Neoconservadorismo: há algo no ar além dos aviões de carreira...

Quadro de William Blake, no qual
Urizen reza diante do mundo que
ele mesmo criou
Diria o Barão de Itararé a respeito de uma intuição de que algo muito estranho está acontecendo, de forma um tanto velada ainda, mas que se escancara as poucos.

Na quarta-feira, dia 12 de setembro, Jorge Coli, professor titular de História da Arte e História da Cultura do Instituto de Filosofia e Ciências Humanas da Unicamp, fazia uma palestra dentro do ciclo “O futuro não é mais o que era”, organizado pelo filósofo Adauto Novaes, quando soube que a transmissão pela internet ao vivo tinha sido cortada. A Academia Brasileira de Letras (ABL), responsável pela transmissão, censurou a conferência quando o professor Coli apresentou a imagem de uma pintura do francês Gustave Courbet “A Origem do Mundo” (abaixo).

O tema da palestra era “O sexo não é mais o que era”, que trazia à tona o contexto atual de ascensão do conservadorismo e moralismo e como o erotismo, a sexualidade e a pornografia se localizam nestes tempos atuais. Ao apresentar o quadro de Courbet e dizer a palavra “buceta”, a transmissão foi sumariamente interrompida, por ordens da diretoria da ABL, responsável pela transmissão da palestra.

No site do ciclo "Mutações", o professor Coli publicou esta nota:

“Ontem dei uma conferência na Academia Brasileira de Letras, intitulada: Sexo não é mais o que era. Tratava-se de uma análise reflexiva sobre as noções de pornografia, erotismo e sexualidade dentro das artes. Ela sublinhava o caráter conservador do moralismo atual e criticava os puritanismos repressivos que oprimem o imaginário, e não apenas ele. A conferência deveria ter sido transmitida via internet. Soube hoje que ela foi censurada, e que essa censura teria vindo por ‘ordem da diretoria’. De início, as imagens que a ilustravam foram suprimidas da transmissão (eu começava com duas obras de Jeff Koons). E, quando citei o trecho de um autor que continha algumas palavras indelicadas (crítica de Philippe Murray ao quadro de Courbet, a Origem do mundo, publicada em 1991 na revista Art Press), a palestra foi interrompida.

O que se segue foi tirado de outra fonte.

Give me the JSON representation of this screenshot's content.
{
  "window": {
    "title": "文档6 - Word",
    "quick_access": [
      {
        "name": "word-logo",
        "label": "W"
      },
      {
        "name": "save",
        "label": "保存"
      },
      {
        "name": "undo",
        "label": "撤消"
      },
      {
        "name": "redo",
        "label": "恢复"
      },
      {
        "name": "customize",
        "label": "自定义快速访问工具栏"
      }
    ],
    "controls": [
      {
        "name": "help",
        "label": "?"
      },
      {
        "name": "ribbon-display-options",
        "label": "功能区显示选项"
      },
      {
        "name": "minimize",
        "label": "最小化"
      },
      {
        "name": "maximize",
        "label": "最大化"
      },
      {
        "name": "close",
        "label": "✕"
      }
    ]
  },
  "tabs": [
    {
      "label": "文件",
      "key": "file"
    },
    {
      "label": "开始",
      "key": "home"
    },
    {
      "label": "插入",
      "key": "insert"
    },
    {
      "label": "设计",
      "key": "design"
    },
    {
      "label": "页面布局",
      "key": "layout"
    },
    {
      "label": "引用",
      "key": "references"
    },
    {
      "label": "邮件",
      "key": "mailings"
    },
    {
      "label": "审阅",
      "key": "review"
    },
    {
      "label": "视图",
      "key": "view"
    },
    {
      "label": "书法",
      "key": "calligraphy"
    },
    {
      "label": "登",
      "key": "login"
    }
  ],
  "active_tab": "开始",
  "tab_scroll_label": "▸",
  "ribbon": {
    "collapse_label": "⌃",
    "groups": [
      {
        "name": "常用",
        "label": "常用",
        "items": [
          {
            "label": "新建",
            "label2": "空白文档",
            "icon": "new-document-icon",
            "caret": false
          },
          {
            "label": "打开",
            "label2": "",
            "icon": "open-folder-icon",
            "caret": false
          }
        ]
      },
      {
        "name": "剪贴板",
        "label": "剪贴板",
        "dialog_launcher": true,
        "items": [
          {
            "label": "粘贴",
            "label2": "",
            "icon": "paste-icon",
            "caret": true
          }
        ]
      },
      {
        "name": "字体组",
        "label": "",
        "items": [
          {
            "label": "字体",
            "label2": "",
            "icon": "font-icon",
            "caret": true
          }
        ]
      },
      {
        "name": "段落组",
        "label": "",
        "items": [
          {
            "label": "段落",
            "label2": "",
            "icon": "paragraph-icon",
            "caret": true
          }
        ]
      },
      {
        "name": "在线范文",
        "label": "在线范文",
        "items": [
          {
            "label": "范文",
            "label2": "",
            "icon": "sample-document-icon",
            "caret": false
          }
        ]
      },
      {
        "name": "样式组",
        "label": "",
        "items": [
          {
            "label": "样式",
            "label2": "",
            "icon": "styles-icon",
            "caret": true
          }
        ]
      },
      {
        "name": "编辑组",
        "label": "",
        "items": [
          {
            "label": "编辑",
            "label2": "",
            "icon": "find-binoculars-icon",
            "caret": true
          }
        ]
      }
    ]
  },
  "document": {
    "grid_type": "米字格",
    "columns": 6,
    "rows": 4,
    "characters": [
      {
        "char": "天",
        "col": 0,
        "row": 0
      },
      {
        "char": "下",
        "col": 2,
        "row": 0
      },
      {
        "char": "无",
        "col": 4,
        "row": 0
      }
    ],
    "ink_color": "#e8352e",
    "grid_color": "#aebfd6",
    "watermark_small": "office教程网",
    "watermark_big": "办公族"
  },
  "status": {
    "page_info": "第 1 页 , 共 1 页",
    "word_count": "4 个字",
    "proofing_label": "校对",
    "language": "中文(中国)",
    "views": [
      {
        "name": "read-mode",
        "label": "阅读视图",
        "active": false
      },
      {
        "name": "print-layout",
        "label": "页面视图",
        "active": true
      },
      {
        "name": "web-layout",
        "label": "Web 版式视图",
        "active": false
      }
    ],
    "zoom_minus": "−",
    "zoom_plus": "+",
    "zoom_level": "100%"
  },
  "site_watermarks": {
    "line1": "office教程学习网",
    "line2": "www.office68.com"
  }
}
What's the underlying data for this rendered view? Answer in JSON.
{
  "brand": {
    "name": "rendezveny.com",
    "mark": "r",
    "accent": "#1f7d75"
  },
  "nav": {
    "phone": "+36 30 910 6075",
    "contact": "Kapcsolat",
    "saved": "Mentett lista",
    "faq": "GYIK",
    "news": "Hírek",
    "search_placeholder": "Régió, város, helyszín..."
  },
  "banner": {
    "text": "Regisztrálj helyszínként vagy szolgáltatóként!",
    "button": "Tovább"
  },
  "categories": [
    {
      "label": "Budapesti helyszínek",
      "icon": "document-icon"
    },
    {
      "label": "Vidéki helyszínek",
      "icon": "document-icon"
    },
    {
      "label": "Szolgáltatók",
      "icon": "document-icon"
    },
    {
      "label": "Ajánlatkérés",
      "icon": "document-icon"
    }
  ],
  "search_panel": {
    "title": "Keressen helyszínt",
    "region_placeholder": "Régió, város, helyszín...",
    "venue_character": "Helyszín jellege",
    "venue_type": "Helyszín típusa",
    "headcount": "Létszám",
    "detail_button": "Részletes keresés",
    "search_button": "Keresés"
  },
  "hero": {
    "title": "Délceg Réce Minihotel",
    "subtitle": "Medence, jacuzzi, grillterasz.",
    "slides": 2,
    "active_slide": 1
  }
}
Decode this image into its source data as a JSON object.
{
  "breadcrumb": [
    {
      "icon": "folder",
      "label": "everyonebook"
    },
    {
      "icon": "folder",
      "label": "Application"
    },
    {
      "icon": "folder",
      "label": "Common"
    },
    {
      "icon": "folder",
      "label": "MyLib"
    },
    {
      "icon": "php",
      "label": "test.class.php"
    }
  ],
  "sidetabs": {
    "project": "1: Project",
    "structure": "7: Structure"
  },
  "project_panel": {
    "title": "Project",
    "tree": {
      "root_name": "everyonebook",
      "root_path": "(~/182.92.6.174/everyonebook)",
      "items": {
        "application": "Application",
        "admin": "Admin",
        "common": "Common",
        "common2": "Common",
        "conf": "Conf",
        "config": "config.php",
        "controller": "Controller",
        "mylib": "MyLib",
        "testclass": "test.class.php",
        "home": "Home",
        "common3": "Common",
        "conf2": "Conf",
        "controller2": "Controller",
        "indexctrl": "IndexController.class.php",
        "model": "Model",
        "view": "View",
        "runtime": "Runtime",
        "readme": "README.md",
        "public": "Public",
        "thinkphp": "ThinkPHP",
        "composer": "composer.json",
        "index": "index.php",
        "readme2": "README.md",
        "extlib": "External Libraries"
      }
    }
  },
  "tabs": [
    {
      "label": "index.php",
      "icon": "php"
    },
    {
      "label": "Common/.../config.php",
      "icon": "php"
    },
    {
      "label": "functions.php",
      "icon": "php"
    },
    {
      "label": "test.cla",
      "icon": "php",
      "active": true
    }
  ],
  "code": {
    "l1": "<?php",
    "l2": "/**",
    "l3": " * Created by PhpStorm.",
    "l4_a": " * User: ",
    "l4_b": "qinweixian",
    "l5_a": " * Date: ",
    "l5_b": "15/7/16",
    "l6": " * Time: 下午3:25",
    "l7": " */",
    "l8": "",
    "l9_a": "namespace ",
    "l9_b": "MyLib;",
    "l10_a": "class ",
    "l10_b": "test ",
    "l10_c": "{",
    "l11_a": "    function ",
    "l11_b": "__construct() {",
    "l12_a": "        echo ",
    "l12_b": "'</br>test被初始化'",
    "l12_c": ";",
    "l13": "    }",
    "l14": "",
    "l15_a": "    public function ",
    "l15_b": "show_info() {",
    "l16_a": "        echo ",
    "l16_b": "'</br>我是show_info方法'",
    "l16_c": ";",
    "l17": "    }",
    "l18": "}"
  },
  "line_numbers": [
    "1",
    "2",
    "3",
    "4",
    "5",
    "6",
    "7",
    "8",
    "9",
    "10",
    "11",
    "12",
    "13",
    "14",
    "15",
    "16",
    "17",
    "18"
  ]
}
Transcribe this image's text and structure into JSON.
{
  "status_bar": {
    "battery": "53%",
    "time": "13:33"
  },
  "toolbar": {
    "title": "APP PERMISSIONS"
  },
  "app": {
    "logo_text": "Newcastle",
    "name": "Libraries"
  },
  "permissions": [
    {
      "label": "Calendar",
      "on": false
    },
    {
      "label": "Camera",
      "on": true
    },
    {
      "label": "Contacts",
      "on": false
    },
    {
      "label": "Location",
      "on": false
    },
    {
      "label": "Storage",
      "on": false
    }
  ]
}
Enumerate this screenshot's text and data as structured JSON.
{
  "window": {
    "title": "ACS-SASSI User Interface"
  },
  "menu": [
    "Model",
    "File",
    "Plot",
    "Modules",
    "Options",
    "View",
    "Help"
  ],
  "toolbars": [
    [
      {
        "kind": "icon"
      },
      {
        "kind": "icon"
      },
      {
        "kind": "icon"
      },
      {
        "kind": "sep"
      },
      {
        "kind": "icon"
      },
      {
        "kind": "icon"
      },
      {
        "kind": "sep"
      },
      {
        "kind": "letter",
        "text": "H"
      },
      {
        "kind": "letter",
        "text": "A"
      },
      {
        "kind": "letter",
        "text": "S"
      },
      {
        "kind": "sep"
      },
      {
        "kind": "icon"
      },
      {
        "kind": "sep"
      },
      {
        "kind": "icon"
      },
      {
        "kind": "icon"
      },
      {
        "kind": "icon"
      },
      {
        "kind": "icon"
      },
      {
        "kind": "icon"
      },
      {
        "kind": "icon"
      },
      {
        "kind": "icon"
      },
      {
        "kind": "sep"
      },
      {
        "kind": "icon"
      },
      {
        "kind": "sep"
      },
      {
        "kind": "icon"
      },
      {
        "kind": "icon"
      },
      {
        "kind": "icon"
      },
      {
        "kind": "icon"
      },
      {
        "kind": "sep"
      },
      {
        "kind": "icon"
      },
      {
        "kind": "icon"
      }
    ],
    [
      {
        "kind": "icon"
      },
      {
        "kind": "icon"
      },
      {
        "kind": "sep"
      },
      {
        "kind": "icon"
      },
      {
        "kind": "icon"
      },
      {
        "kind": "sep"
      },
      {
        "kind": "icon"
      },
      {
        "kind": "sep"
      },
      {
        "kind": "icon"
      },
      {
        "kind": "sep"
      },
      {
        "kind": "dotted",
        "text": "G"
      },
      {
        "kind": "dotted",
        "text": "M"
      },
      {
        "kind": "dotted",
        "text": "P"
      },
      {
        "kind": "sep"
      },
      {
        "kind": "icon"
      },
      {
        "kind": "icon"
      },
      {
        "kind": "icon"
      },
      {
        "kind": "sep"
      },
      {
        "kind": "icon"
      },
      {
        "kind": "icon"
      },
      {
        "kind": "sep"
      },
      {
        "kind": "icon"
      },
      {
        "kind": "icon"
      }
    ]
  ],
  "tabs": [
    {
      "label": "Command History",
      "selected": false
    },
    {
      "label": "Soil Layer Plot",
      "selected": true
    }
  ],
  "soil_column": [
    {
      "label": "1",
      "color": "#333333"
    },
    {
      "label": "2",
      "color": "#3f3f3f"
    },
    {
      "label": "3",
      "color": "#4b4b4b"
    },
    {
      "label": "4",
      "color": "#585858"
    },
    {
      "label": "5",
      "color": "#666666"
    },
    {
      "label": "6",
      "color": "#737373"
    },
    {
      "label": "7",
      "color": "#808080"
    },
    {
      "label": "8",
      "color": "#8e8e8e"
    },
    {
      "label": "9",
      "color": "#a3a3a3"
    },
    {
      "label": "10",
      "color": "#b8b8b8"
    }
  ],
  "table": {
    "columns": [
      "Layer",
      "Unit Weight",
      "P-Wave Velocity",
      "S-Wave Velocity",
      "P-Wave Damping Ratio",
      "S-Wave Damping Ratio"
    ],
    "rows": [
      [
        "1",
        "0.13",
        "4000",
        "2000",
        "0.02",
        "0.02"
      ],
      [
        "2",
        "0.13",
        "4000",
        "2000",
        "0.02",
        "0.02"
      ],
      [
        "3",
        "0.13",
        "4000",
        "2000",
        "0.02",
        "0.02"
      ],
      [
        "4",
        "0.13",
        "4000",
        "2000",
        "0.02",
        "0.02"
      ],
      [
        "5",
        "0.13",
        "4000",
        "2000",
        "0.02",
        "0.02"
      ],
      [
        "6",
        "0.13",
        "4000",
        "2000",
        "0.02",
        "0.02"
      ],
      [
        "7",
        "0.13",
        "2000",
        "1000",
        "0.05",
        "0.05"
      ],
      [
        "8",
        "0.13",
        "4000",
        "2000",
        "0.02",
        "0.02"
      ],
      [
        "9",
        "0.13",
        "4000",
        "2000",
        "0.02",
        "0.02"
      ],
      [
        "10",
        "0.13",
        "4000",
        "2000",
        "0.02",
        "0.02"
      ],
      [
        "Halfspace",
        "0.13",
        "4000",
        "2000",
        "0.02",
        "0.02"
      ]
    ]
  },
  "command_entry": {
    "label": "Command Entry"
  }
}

Ou seja, a ABL ilustrou, de modo preciso, o acerto de minha tese sobre a hipocrisia pudibunda (termo no qual certamente ela ainda censurará as duas últimas sílabas) de nosso tempo. Não apenas os acadêmicos são imortais: eles também não têm sexo, como os anjos.”

"A Origem do Mundo",
pintura de Gustave Courbet,
óleo sobre tela, 1866, 46x55cm,
Museu d'Orsay, Paris.
A conferência acabou recebendo uma ilustração concreta do conservadorismo e do moralismo atual: foi censurada pela Academia Brasileira de Letras, uma entidade que, em tese, deveria ser, como a Universidade, um local de reflexão, de estudo, de pesquisa sobre a contemporaneidade em todos os seus aspectos. Mas falou mais alto o falso moralismo, o conservadorismo gritante, incapaz de ouvir palavras ligadas ao sexo e incapaz de ver uma imagem do sexo feminino, pintada por um artista realista, sem incomodar-se com seus próprios recalques e puritanismos.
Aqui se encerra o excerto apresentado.